Città del Vaticano , venerdì, 14. aprile, 2017 18:07 (ACI Stampa).
L’immagine del Papa prostrato dinanzi alla Croce apre la celebrazione della Passione del Signore. Nel pomeriggio del Venerdì Santo, nella Basilica Vaticana, è il Papa a guidare la liturgia, ma è il predicatore della Casa Pontificia, Padre Raniero Cantalamessa, ad offrire una riflessione.
Il racconto della Passione è quello secondo Giovanni. “E’ il racconto di una morte violenta – commenta il predicatore nell’omelia - Notizie di morti, e di morti violente, non mancano quasi mai dai notiziari serali”.
Il frate cappuccino ricorda quella dei 38 cristiani copti uccisi in Egitto la domenica delle Palme e quella dei bimbi siriani uccisi dalle armi chimiche. “Queste notizie – prosegue - si susseguono con tale rapidità da farci dimenticare ogni sera quelle del giorno prima. Perché allora, dopo 2000 anni, il mondo ricorda ancora, come fosse avvenuta ieri, la morte di Cristo? È che questa morte ha cambiato per sempre il volto della morte; essa ha dato un senso nuovo alla morte di ogni essere umano”.

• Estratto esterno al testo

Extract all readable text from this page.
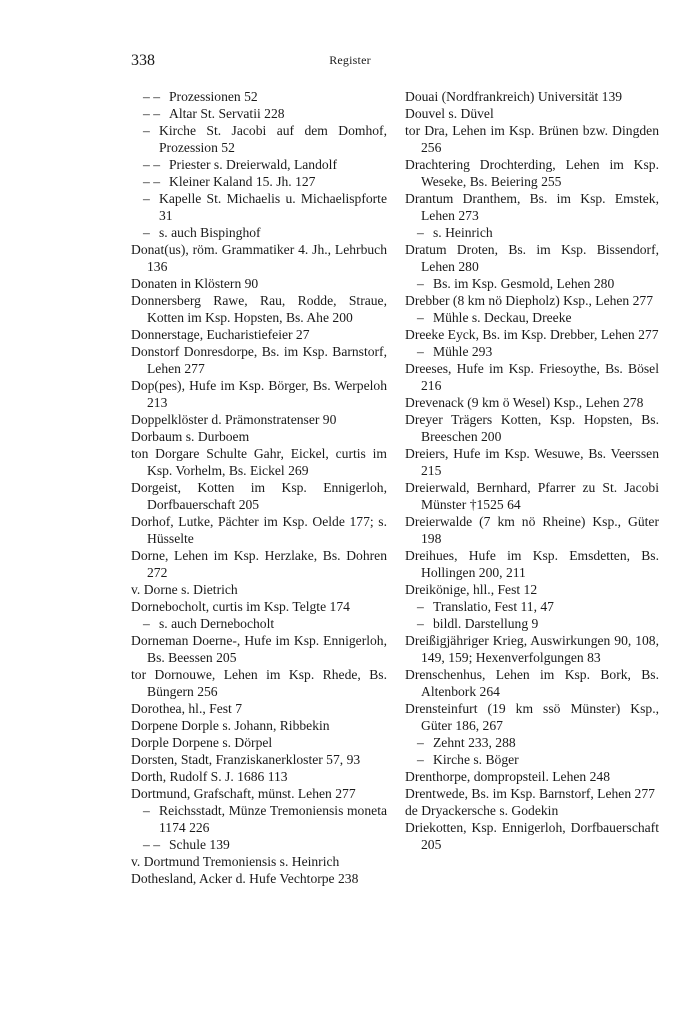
338	Register
– – Prozessionen 52
– – Altar St. Servatii 228
– Kirche St. Jacobi auf dem Domhof, Prozession 52
– – Priester s. Dreierwald, Landolf
– – Kleiner Kaland 15. Jh. 127
– Kapelle St. Michaelis u. Michaelispforte 31
– s. auch Bispinghof
Donat(us), röm. Grammatiker 4. Jh., Lehrbuch 136
Donaten in Klöstern 90
Donnersberg Rawe, Rau, Rodde, Straue, Kotten im Ksp. Hopsten, Bs. Ahe 200
Donnerstage, Eucharistiefeier 27
Donstorf Donresdorpe, Bs. im Ksp. Barnstorf, Lehen 277
Dop(pes), Hufe im Ksp. Börger, Bs. Werpeloh 213
Doppelklöster d. Prämonstratenser 90
Dorbaum s. Durboem
ton Dorgare Schulte Gahr, Eickel, curtis im Ksp. Vorhelm, Bs. Eickel 269
Dorgeist, Kotten im Ksp. Ennigerloh, Dorfbauerschaft 205
Dorhof, Lutke, Pächter im Ksp. Oelde 177; s. Hüsselte
Dorne, Lehen im Ksp. Herzlake, Bs. Dohren 272
v. Dorne s. Dietrich
Dornebocholt, curtis im Ksp. Telgte 174
– s. auch Dernebocholt
Dorneman Doerne-, Hufe im Ksp. Ennigerloh, Bs. Beessen 205
tor Dornouwe, Lehen im Ksp. Rhede, Bs. Büngern 256
Dorothea, hl., Fest 7
Dorpene Dorple s. Johann, Ribbekin
Dorple Dorpene s. Dörpel
Dorsten, Stadt, Franziskanerkloster 57, 93
Dorth, Rudolf S. J. 1686 113
Dortmund, Grafschaft, münst. Lehen 277
– Reichsstadt, Münze Tremoniensis moneta 1174 226
– – Schule 139
v. Dortmund Tremoniensis s. Heinrich
Dothesland, Acker d. Hufe Vechtorpe 238
Douai (Nordfrankreich) Universität 139
Douvel s. Düvel
tor Dra, Lehen im Ksp. Brünen bzw. Dingden 256
Drachtering Drochterding, Lehen im Ksp. Weseke, Bs. Beiering 255
Drantum Dranthem, Bs. im Ksp. Emstek, Lehen 273
– s. Heinrich
Dratum Droten, Bs. im Ksp. Bissendorf, Lehen 280
– Bs. im Ksp. Gesmold, Lehen 280
Drebber (8 km nö Diepholz) Ksp., Lehen 277
– Mühle s. Deckau, Dreeke
Dreeke Eyck, Bs. im Ksp. Drebber, Lehen 277
– Mühle 293
Dreeses, Hufe im Ksp. Friesoythe, Bs. Bösel 216
Drevenack (9 km ö Wesel) Ksp., Lehen 278
Dreyer Trägers Kotten, Ksp. Hopsten, Bs. Breeschen 200
Dreiers, Hufe im Ksp. Wesuwe, Bs. Veerssen 215
Dreierwald, Bernhard, Pfarrer zu St. Jacobi Münster †1525 64
Dreierwalde (7 km nö Rheine) Ksp., Güter 198
Dreihues, Hufe im Ksp. Emsdetten, Bs. Hollingen 200, 211
Dreikönige, hll., Fest 12
– Translatio, Fest 11, 47
– bildl. Darstellung 9
Dreißigjähriger Krieg, Auswirkungen 90, 108, 149, 159; Hexenverfolgungen 83
Drenschenhus, Lehen im Ksp. Bork, Bs. Altenbork 264
Drensteinfurt (19 km ssö Münster) Ksp., Güter 186, 267
– Zehnt 233, 288
– Kirche s. Böger
Drenthorpe, dompropsteil. Lehen 248
Drentwede, Bs. im Ksp. Barnstorf, Lehen 277
de Dryackersche s. Godekin
Driekotten, Ksp. Ennigerloh, Dorfbauerschaft 205
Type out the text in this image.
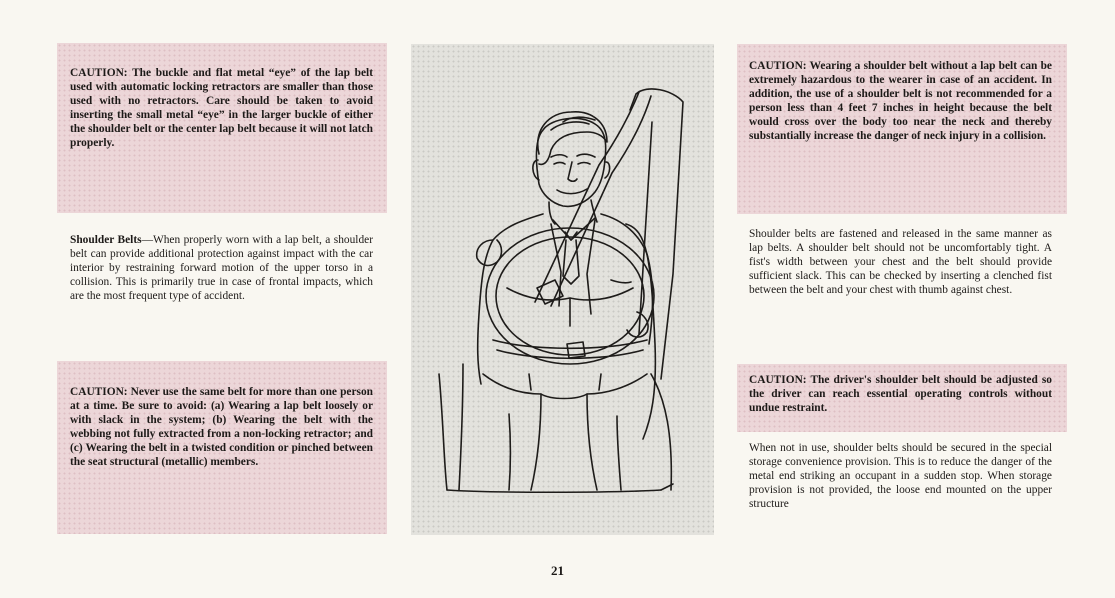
CAUTION: The buckle and flat metal “eye” of the lap belt used with automatic locking retractors are smaller than those used with no retractors. Care should be taken to avoid inserting the small metal “eye” in the larger buckle of either the shoulder belt or the center lap belt because it will not latch properly.

Shoulder Belts—When properly worn with a lap belt, a shoulder belt can provide additional protection against impact with the car interior by restraining forward motion of the upper torso in a collision. This is primarily true in case of frontal impacts, which are the most frequent type of accident.

CAUTION: Never use the same belt for more than one person at a time. Be sure to avoid: (a) Wearing a lap belt loosely or with slack in the system; (b) Wearing the belt with the webbing not fully extracted from a non-locking retractor; and (c) Wearing the belt in a twisted condition or pinched between the seat structural (metallic) members.

CAUTION: Wearing a shoulder belt without a lap belt can be extremely hazardous to the wearer in case of an accident. In addition, the use of a shoulder belt is not recommended for a person less than 4 feet 7 inches in height because the belt would cross over the body too near the neck and thereby substantially increase the danger of neck injury in a collision.

Shoulder belts are fastened and released in the same manner as lap belts. A shoulder belt should not be uncomfortably tight. A fist's width between your chest and the belt should provide sufficient slack. This can be checked by inserting a clenched fist between the belt and your chest with thumb against chest.

CAUTION: The driver's shoulder belt should be adjusted so the driver can reach essential operating controls without undue restraint.

When not in use, shoulder belts should be secured in the special storage convenience provision. This is to reduce the danger of the metal end striking an occupant in a sudden stop. When storage provision is not provided, the loose end mounted on the upper structure

21
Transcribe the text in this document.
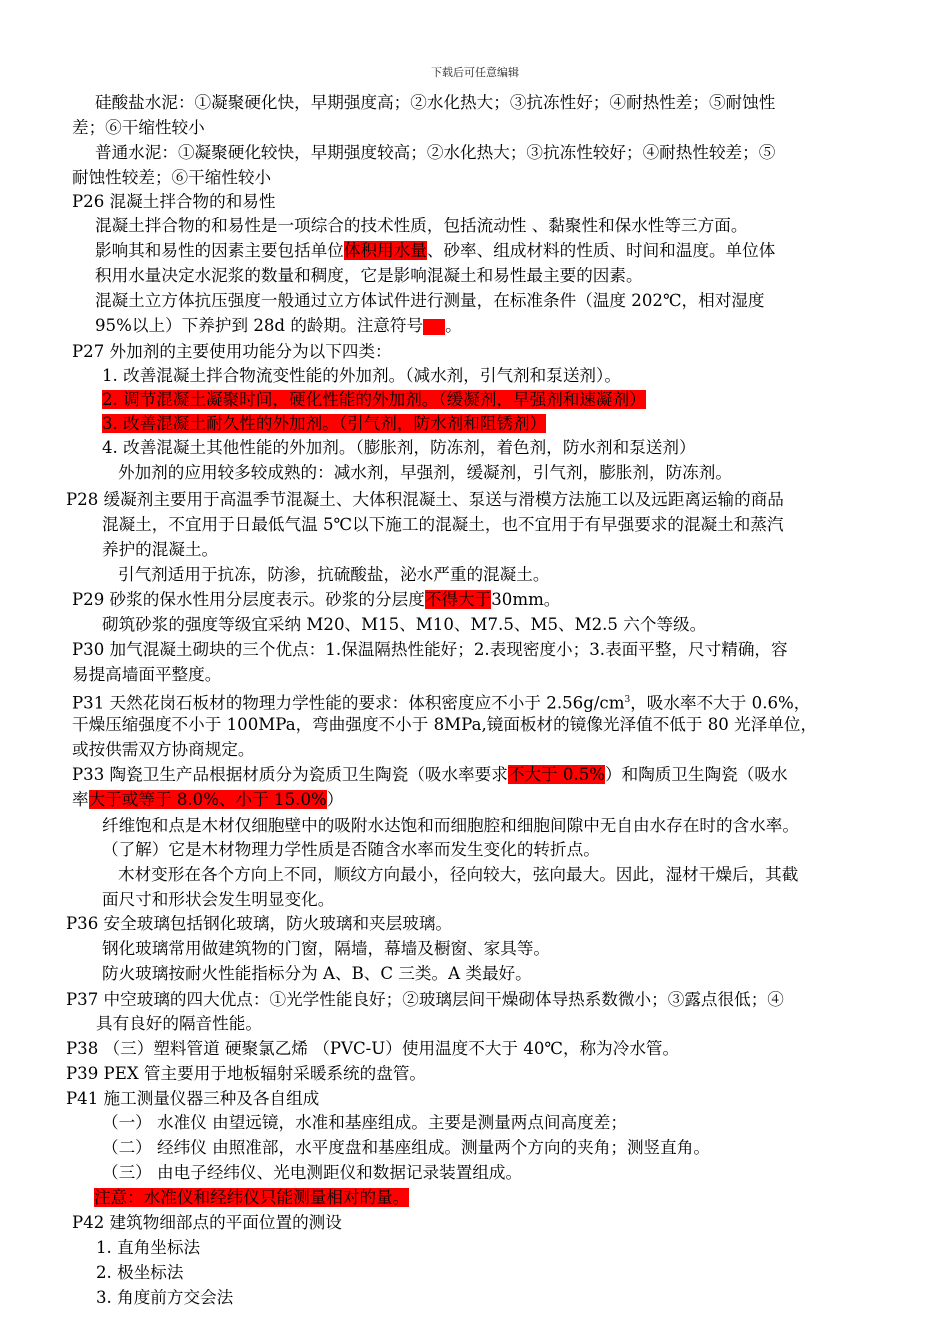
下载后可任意编辑
硅酸盐水泥：①凝聚硬化快，早期强度高；②水化热大；③抗冻性好；④耐热性差；⑤耐蚀性
差；⑥干缩性较小
普通水泥：①凝聚硬化较快，早期强度较高；②水化热大；③抗冻性较好；④耐热性较差；⑤
耐蚀性较差；⑥干缩性较小
P26 混凝土拌合物的和易性
混凝土拌合物的和易性是一项综合的技术性质，包括流动性 、黏聚性和保水性等三方面。
影响其和易性的因素主要包括单位体积用水量、砂率、组成材料的性质、时间和温度。单位体
积用水量决定水泥浆的数量和稠度，它是影响混凝土和易性最主要的因素。
混凝土立方体抗压强度一般通过立方体试件进行测量，在标准条件（温度 202℃，相对湿度
95%以上）下养护到 28d 的龄期。注意符号fcu。
P27 外加剂的主要使用功能分为以下四类：
1. 改善混凝土拌合物流变性能的外加剂。（减水剂，引气剂和泵送剂）。
2. 调节混凝土凝聚时间，硬化性能的外加剂。（缓凝剂，早强剂和速凝剂）
3. 改善混凝土耐久性的外加剂。（引气剂，防水剂和阻锈剂）
4. 改善混凝土其他性能的外加剂。（膨胀剂，防冻剂，着色剂，防水剂和泵送剂）
外加剂的应用较多较成熟的：减水剂，早强剂，缓凝剂，引气剂，膨胀剂，防冻剂。
P28 缓凝剂主要用于高温季节混凝土、大体积混凝土、泵送与滑模方法施工以及远距离运输的商品
混凝土，不宜用于日最低气温 5℃以下施工的混凝土，也不宜用于有早强要求的混凝土和蒸汽
养护的混凝土。
引气剂适用于抗冻，防渗，抗硫酸盐，泌水严重的混凝土。
P29 砂浆的保水性用分层度表示。砂浆的分层度不得大于30mm。
砌筑砂浆的强度等级宜采纳 M20、M15、M10、M7.5、M5、M2.5 六个等级。
P30 加气混凝土砌块的三个优点：1.保温隔热性能好；2.表现密度小；3.表面平整，尺寸精确，容
易提高墙面平整度。
P31 天然花岗石板材的物理力学性能的要求：体积密度应不小于 $2.56g/cm^3$，吸水率不大于 0.6%，
干燥压缩强度不小于 100MPa，弯曲强度不小于 8MPa,镜面板材的镜像光泽值不低于 80 光泽单位，
或按供需双方协商规定。
P33 陶瓷卫生产品根据材质分为瓷质卫生陶瓷（吸水率要求不大于 0.5%）和陶质卫生陶瓷（吸水
率大于或等于 8.0%、小于 15.0%）
纤维饱和点是木材仅细胞壁中的吸附水达饱和而细胞腔和细胞间隙中无自由水存在时的含水率。
（了解）它是木材物理力学性质是否随含水率而发生变化的转折点。
木材变形在各个方向上不同，顺纹方向最小，径向较大，弦向最大。因此，湿材干燥后，其截
面尺寸和形状会发生明显变化。
P36 安全玻璃包括钢化玻璃，防火玻璃和夹层玻璃。
钢化玻璃常用做建筑物的门窗，隔墙，幕墙及橱窗、家具等。
防火玻璃按耐火性能指标分为 A、B、C 三类。A 类最好。
P37 中空玻璃的四大优点：①光学性能良好；②玻璃层间干燥砌体导热系数微小；③露点很低；④
具有良好的隔音性能。
P38 （三）塑料管道 硬聚氯乙烯 （PVC-U）使用温度不大于 40℃，称为冷水管。
P39 PEX 管主要用于地板辐射采暖系统的盘管。
P41 施工测量仪器三种及各自组成
（一） 水准仪 由望远镜，水准和基座组成。主要是测量两点间高度差；
（二） 经纬仪 由照准部，水平度盘和基座组成。测量两个方向的夹角；测竖直角。
（三） 由电子经纬仪、光电测距仪和数据记录装置组成。
注意：水准仪和经纬仪只能测量相对的量。
P42 建筑物细部点的平面位置的测设
1. 直角坐标法
2. 极坐标法
3. 角度前方交会法
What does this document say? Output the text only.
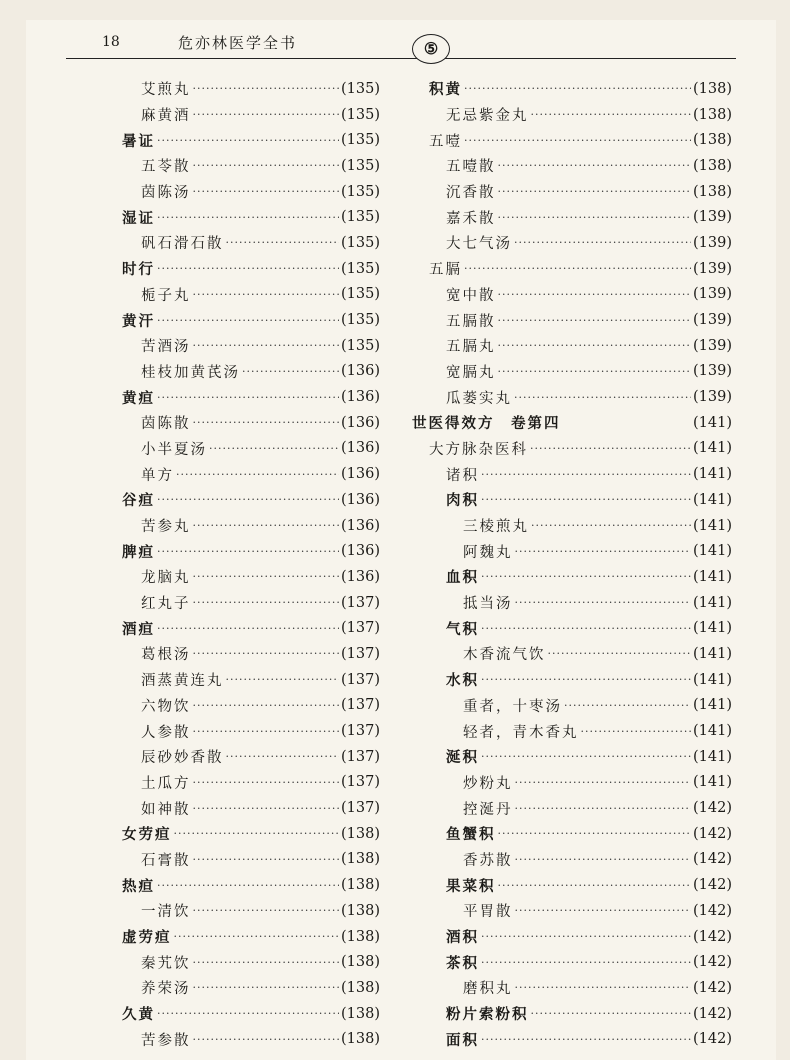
18	危亦林医学全书	⑤
艾煎丸 ·····	(135)
麻黄酒 ·····	(135)
暑证 ·····	(135)
五苓散 ·····	(135)
茵陈汤 ·····	(135)
湿证 ·····	(135)
矾石滑石散 ·····	(135)
时行 ·····	(135)
栀子丸 ·····	(135)
黄汗 ·····	(135)
苦酒汤 ·····	(135)
桂枝加黄芪汤 ·····	(136)
黄疸 ·····	(136)
茵陈散 ·····	(136)
小半夏汤 ·····	(136)
单方 ·····	(136)
谷疸 ·····	(136)
苦参丸 ·····	(136)
脾疸 ·····	(136)
龙脑丸 ·····	(136)
红丸子 ·····	(137)
酒疸 ·····	(137)
葛根汤 ·····	(137)
酒蒸黄连丸 ·····	(137)
六物饮 ·····	(137)
人参散 ·····	(137)
辰砂妙香散 ·····	(137)
土瓜方 ·····	(137)
如神散 ·····	(137)
女劳疸 ·····	(138)
石膏散 ·····	(138)
热疸 ·····	(138)
一清饮 ·····	(138)
虚劳疸 ·····	(138)
秦艽饮 ·····	(138)
养荣汤 ·····	(138)
久黄 ·····	(138)
苦参散 ·····	(138)
积黄 ·····	(138)
无忌紫金丸 ·····	(138)
五噎 ·····	(138)
五噎散 ·····	(138)
沉香散 ·····	(138)
嘉禾散 ·····	(139)
大七气汤 ·····	(139)
五膈 ·····	(139)
宽中散 ·····	(139)
五膈散 ·····	(139)
五膈丸 ·····	(139)
宽膈丸 ·····	(139)
瓜蒌实丸 ·····	(139)
世医得效方　卷第四	(141)
大方脉杂医科 ·····	(141)
诸积 ·····	(141)
肉积 ·····	(141)
三棱煎丸 ·····	(141)
阿魏丸 ·····	(141)
血积 ·····	(141)
抵当汤 ·····	(141)
气积 ·····	(141)
木香流气饮 ·····	(141)
水积 ·····	(141)
重者，十枣汤 ·····	(141)
轻者，青木香丸 ·····	(141)
涎积 ·····	(141)
炒粉丸 ·····	(141)
控涎丹 ·····	(142)
鱼蟹积 ·····	(142)
香苏散 ·····	(142)
果菜积 ·····	(142)
平胃散 ·····	(142)
酒积 ·····	(142)
茶积 ·····	(142)
磨积丸 ·····	(142)
粉片索粉积 ·····	(142)
面积 ·····	(142)
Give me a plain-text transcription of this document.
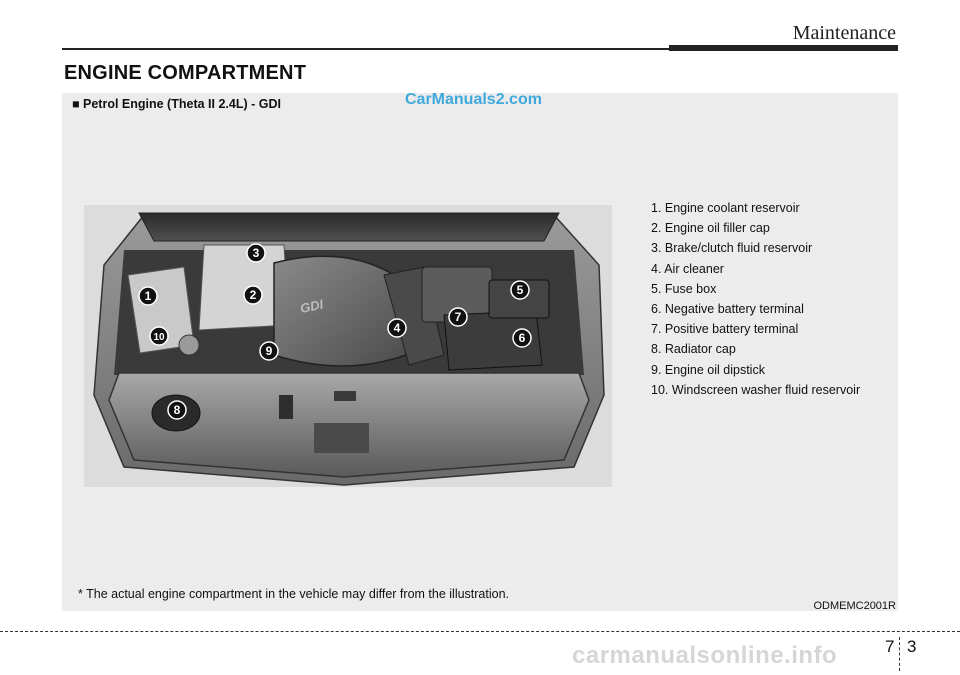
Maintenance
ENGINE COMPARTMENT
■ Petrol Engine (Theta II 2.4L) - GDI	CarManuals2.com
GDI
1	2
3
4
5
6
7
8
9
10
1. Engine coolant reservoir
2. Engine oil filler cap
3. Brake/clutch fluid reservoir
4. Air cleaner
5. Fuse box
6. Negative battery terminal
7. Positive battery terminal
8. Radiator cap
9. Engine oil dipstick
10. Windscreen washer fluid reservoir
* The actual engine compartment in the vehicle may differ from the illustration.
ODMEMC2001R
7 3
carmanualsonline.info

Padre Cantalamessa analizza questa domanda. “Esiste ormai – osserva - dentro la Trinità e dentro il mondo, un cuore umano che pulsa, non solo metaforicamente, ma realmente. Se Cristo, infatti, è risorto da morte, anche il suo cuore è risorto da morte; esso vive, come tutto il resto del suo corpo, in una dimensione diversa da prima, reale, anche se mistica”. Al cuore che pulsa si contrappone il “cuore di tenebra”, “il colmo della malvagità che può ammassarsi in seno all’umanità”.
Padre Cantalamessa prova poi a spiegare il significato dell’emblema della giornata che viviamo oggi: la croce. “Essa è il “No” definitivo e irreversibile di Dio alla violenza, all’ingiustizia, all’odio, alla menzogna, a tutto quello che chiamiamo “il male”; ed è contemporaneamente il “Si” altrettanto irreversibile all’amore, alla verità, al bene. “No” al peccato, “Si” al peccatore. È quello che Gesú ha praticato in tutta la sua vita e che ora consacra definitivamente con la sua morte”. Per il predicatore “la croce non “sta” dunque contro il mondo, ma per il mondo: per dare un senso a tutta la sofferenza che c’è stata, c’è e ci sarà nella storia umana. La croce è la proclamazione vivente che la vittoria finale non è di chi trionfa sugli altri, ma di chi trionfa su se stesso; non di chi fa soffrire, ma di chi soffre”.